В моей голове чего-то тогда путалось, какие-то сумерки. Было жалко Кончиту, что ей так странно.
Хотя, пока мы бежали ко мне домой, она немного успокоилась. Она улыбалась мне и говорила довольно разборчиво: «Ты алун! Наупал мои уочки!» То есть я понимал, что «шалун» и чего-то такое «нащупал». Но что именно, какие такие «уочки»? Я был тогда, как сейчас думаю, очень безграмотный и неопытный.
И вот мы вошли ко мне в дом, где посреди комнаты висел большой гамак, а по углам лежала кое-какая утварь.
Мы сели в гамак рядом и естественно болтали ногами, потому что я не знал, чего надо делать. А Кончита совсем успокоилась и разглядывала стены и углы.
Тогда я спустил платье с ее плеча и сразу увидел левую грудь. Это было очень интересно, что я впервые вижу настоящую грудь мучачиты, но не особенно поражало. Наверное, в моей памяти оставались груди, которые я видел в младенчестве. Лучше сказать, я не был потрясен.
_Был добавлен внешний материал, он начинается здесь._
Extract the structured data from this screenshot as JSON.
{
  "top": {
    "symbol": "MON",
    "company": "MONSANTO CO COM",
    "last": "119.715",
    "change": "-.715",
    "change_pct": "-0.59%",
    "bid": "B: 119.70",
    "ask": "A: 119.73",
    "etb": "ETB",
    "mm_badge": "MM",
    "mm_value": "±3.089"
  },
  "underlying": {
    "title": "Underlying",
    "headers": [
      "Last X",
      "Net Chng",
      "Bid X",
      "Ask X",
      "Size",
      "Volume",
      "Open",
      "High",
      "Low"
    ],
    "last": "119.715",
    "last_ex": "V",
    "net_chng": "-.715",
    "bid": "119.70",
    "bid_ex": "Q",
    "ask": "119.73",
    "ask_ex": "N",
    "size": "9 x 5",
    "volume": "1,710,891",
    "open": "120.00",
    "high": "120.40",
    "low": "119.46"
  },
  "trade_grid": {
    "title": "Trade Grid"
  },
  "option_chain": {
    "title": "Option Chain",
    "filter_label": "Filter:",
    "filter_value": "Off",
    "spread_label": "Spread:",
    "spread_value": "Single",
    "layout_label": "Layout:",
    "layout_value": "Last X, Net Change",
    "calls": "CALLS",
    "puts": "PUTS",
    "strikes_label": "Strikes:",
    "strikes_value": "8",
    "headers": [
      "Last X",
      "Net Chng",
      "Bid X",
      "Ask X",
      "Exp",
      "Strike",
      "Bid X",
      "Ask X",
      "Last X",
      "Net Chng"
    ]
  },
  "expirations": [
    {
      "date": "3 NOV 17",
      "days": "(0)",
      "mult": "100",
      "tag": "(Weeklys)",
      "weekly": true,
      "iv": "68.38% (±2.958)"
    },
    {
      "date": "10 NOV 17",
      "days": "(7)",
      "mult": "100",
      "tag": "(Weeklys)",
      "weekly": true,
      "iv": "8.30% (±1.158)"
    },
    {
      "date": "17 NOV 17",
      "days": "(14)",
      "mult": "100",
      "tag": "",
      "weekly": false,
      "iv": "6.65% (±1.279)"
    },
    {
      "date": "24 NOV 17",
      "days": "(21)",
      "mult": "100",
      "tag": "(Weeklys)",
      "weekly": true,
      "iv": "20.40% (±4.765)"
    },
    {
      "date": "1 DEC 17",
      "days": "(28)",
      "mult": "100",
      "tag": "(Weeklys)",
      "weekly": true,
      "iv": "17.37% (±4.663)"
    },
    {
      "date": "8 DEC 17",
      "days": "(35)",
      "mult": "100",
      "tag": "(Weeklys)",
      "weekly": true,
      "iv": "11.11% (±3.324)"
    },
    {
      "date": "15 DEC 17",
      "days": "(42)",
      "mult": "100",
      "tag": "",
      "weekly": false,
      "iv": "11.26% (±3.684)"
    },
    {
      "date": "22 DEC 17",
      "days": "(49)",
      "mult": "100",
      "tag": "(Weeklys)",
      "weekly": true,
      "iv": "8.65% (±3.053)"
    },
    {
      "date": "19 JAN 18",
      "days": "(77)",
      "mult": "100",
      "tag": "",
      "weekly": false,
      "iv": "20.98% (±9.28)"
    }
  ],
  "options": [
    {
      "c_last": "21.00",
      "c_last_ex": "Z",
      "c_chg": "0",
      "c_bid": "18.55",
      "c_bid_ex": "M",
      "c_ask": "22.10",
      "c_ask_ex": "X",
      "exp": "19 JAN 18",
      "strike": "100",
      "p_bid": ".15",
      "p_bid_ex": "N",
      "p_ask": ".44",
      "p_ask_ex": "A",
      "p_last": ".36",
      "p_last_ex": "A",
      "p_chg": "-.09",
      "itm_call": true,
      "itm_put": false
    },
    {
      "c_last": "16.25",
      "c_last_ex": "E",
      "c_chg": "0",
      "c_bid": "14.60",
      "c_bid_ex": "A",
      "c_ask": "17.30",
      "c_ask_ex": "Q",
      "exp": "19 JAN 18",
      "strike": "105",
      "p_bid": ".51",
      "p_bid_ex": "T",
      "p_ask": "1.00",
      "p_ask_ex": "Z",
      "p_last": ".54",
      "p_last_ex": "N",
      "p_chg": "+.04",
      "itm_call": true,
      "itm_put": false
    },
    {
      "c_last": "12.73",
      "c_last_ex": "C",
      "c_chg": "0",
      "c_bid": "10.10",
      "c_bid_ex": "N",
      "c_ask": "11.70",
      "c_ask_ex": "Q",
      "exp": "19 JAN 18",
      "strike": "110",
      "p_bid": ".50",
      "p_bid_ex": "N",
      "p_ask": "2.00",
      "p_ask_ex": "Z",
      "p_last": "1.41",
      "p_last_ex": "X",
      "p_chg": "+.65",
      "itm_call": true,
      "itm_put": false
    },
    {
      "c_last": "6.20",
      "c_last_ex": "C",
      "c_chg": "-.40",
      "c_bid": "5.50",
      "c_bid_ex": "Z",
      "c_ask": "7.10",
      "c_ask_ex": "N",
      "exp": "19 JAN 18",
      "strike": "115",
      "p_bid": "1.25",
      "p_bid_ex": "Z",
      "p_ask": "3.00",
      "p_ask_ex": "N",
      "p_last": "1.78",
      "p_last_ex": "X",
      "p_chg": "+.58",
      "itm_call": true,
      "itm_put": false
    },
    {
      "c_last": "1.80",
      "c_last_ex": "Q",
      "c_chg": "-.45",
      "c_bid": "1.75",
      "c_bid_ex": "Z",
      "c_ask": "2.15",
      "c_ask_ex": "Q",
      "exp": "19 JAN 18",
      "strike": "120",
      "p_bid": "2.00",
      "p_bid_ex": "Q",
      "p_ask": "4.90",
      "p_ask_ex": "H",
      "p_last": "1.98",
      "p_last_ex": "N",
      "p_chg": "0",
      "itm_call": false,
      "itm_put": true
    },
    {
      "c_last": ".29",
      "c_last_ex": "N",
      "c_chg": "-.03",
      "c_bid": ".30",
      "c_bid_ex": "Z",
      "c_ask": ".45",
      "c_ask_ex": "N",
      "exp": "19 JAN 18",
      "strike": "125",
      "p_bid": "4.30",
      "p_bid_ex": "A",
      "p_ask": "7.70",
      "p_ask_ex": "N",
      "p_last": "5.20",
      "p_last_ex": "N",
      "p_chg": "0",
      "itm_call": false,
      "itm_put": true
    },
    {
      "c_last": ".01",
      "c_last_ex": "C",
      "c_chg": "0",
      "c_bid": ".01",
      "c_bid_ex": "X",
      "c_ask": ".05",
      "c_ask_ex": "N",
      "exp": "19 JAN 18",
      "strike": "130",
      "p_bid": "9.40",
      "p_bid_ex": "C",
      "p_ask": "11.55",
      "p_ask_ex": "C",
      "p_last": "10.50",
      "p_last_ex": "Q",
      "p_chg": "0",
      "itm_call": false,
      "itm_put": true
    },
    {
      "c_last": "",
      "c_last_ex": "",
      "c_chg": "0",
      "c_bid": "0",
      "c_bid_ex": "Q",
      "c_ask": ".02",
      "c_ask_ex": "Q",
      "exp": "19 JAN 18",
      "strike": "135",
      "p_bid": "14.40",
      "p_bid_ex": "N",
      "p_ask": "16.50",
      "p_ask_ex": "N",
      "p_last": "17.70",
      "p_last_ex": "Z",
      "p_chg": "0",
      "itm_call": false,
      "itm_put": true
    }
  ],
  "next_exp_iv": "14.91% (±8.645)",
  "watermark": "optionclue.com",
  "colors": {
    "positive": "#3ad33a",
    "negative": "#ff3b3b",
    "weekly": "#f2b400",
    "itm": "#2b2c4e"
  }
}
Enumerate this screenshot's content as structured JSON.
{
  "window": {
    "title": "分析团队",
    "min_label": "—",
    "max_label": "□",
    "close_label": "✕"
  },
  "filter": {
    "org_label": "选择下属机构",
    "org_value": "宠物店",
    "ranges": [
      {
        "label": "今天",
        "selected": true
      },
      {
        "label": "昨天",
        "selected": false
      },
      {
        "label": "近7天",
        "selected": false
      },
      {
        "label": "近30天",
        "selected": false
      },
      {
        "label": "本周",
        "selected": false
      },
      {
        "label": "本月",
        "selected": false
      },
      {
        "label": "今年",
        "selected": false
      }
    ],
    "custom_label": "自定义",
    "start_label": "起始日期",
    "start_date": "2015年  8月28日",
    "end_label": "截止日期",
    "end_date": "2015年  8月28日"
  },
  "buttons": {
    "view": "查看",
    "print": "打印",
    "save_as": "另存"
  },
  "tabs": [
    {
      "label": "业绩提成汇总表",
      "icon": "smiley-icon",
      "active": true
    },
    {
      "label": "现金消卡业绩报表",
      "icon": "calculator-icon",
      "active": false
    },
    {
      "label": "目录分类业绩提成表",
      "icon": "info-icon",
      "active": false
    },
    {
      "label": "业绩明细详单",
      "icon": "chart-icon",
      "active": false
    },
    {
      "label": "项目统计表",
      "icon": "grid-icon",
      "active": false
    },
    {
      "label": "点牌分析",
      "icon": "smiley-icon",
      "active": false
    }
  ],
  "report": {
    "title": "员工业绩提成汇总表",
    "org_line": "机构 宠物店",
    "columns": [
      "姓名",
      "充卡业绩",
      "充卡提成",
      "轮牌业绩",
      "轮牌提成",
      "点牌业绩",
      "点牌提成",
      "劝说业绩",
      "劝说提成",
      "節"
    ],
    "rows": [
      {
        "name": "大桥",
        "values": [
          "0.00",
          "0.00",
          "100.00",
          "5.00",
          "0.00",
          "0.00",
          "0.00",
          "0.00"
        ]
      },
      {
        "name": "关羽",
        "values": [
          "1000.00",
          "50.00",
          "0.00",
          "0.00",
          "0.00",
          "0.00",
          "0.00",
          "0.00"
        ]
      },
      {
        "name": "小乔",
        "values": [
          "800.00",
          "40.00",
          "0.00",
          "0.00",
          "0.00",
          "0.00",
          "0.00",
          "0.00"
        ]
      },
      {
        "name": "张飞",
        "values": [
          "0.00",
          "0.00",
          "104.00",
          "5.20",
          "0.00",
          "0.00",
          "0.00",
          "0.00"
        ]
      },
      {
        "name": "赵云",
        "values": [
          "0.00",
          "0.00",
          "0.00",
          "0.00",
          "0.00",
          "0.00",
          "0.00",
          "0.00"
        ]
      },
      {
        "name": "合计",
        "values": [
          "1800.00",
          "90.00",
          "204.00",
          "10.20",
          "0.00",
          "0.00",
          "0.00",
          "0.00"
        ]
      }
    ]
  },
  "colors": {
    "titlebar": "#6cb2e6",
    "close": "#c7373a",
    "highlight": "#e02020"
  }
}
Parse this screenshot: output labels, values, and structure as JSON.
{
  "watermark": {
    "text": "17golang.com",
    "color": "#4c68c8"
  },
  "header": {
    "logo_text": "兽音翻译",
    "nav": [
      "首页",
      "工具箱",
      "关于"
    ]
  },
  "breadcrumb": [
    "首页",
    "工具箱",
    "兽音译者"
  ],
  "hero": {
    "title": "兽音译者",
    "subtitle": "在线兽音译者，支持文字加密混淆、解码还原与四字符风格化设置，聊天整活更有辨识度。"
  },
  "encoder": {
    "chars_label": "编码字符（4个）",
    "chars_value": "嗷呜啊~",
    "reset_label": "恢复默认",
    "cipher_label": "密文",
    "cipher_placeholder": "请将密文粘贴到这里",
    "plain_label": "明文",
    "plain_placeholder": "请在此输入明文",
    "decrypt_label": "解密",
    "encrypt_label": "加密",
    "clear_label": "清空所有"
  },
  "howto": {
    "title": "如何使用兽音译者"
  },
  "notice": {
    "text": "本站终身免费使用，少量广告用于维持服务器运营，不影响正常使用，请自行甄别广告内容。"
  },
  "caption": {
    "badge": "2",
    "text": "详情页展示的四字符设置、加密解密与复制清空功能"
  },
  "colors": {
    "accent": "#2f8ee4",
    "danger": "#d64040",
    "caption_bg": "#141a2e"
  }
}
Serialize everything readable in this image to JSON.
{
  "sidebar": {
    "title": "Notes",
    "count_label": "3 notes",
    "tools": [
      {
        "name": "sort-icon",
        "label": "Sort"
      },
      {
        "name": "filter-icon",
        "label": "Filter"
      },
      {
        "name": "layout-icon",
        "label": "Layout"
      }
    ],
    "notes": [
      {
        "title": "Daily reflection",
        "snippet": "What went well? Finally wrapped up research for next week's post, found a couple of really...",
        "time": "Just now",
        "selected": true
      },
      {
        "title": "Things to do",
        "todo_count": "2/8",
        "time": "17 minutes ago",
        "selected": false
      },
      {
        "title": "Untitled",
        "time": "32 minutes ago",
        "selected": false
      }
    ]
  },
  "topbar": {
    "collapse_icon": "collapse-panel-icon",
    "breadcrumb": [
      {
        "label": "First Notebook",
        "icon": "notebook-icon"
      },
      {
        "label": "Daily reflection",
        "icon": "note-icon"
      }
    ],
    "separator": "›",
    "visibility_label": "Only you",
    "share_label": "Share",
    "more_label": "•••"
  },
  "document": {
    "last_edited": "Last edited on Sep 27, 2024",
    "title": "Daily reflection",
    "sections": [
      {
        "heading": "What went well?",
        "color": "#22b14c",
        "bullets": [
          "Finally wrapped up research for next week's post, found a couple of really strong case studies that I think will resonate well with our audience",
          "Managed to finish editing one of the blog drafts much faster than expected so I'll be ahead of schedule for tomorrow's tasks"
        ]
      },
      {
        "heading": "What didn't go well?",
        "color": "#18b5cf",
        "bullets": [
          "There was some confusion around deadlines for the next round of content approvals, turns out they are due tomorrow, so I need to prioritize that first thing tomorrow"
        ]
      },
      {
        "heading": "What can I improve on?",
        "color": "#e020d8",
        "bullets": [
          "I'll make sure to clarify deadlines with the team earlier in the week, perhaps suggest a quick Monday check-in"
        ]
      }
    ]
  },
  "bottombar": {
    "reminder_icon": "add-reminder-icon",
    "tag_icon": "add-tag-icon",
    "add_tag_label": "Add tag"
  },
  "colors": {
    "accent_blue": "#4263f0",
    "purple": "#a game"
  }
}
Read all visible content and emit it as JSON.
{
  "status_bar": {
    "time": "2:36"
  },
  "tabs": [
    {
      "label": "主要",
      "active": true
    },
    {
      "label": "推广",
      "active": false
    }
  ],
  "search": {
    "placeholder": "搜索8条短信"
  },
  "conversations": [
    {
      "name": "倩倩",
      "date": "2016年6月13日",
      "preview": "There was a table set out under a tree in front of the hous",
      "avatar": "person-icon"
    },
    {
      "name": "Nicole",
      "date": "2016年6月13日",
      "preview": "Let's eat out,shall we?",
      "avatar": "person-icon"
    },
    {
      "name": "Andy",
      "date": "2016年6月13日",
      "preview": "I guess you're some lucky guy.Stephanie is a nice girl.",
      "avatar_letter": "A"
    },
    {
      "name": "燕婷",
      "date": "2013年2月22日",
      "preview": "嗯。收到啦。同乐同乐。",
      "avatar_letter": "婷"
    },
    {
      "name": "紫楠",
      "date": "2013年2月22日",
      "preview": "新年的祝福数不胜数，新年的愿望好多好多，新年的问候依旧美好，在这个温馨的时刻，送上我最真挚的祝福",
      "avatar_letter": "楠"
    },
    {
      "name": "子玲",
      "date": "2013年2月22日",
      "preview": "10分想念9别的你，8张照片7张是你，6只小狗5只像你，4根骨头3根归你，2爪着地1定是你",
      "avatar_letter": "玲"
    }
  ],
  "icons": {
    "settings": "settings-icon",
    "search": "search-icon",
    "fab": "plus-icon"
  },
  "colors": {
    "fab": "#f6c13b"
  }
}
Я дотронулся до ее соска, который торчал, как маленький коричневый финик. И я ласково его повертел – по часовой стрелке и против. Я был осторожен, чтобы Кончиту вновь не пробила пляжная дрожь. Но она, к счастью, просто улыбалась, глядела в окно и ковыряла в ухе.
Пока я вертел сосок, она даже зевала, так мне сейчас кажется. И я думал, что это хорошо, что это к лучшему – все нормально, думал я, если она зевает, когда ей вертят сосок. Ей, значит, спокойно и она мне доверяет.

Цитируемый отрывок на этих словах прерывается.